Education reform will be back on the agenda for the legislature in January, but analysts say, lawmakers will work to avoid a similar firestorm.
"The passage of this major reform, this sweeping reform was uncharacteristic of the Idaho political culture and the Idaho legislature, in that all these measures were introduced and passed in one session," said KTVB political analyst Dr. Jim Weatherby.
The Students Come First laws sought to limit teachers' collective bargaining, and introduce merit pay and laptops in the classroom. Before passing, they ignited spirited debate. In the November elections of this year, they were soundly defeated.

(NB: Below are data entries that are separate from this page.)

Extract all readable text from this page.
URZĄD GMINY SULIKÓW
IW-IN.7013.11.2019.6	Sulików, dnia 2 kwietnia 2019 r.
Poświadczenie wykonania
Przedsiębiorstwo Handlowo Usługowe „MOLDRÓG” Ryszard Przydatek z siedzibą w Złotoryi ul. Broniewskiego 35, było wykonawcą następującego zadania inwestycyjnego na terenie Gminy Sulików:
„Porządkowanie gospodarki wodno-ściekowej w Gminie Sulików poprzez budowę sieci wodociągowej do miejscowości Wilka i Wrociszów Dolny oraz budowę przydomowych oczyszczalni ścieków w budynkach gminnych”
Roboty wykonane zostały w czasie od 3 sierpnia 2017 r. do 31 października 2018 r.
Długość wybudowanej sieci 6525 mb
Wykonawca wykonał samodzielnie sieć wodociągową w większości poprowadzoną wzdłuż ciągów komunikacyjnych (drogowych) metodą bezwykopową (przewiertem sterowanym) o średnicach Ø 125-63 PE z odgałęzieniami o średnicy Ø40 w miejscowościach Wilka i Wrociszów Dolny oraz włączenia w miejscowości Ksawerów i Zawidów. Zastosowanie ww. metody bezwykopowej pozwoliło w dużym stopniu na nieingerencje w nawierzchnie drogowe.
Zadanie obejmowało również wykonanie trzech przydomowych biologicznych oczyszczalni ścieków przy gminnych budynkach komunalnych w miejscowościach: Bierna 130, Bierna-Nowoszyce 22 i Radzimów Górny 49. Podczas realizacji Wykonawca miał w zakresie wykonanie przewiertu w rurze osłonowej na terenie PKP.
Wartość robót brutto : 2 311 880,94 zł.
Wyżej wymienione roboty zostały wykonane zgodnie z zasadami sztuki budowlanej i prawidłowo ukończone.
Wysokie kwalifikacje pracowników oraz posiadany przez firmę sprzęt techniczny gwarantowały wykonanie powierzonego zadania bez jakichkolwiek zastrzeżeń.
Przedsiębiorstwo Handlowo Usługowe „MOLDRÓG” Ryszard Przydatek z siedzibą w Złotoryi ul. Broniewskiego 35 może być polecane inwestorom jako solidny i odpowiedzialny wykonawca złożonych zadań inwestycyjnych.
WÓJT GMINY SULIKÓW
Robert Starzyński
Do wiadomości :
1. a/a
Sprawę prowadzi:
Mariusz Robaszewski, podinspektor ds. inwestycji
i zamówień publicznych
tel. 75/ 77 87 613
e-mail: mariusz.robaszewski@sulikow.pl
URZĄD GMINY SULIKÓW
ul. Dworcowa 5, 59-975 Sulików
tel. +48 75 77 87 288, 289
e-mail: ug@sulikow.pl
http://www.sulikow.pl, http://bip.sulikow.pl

"This was an overwhelming vote, a rejection of all three," said Weatherby. "And with respect to the technology piece, defeated in every county in the state."
But, lawmakers say they will tackle education reform again this coming legislative session. Some of the overall ideas in the Students Come First laws, like merit pay and more technology in the classroom, have bipartisan support. But, analysts like Weatherby say legislators won't try to re-implement the entire laws.
"I think they'll tread a little more lightly," said Weatherby.
'Treading more lightly' means we'll likely see more teachers and other stakeholders involved in the creation of the new reforms, which will address a major complaint of the 2011 laws. The new reforms will also likely have a smaller scope, and be passed in pieces over a few years.
"Idahoans are slow to adapt to change, as well as their legislature," said Weatherby. "It may take a couple of sessions to really sort out what will ultimately become law with respect to education reform."
The 2013 legislative session begins January 7th. But, new legislator orientation starts Monday at the Capitol. On Wednesday, Democrats and Republicans will hold closed-door meetings where they will decide their leadership for the 2013 session.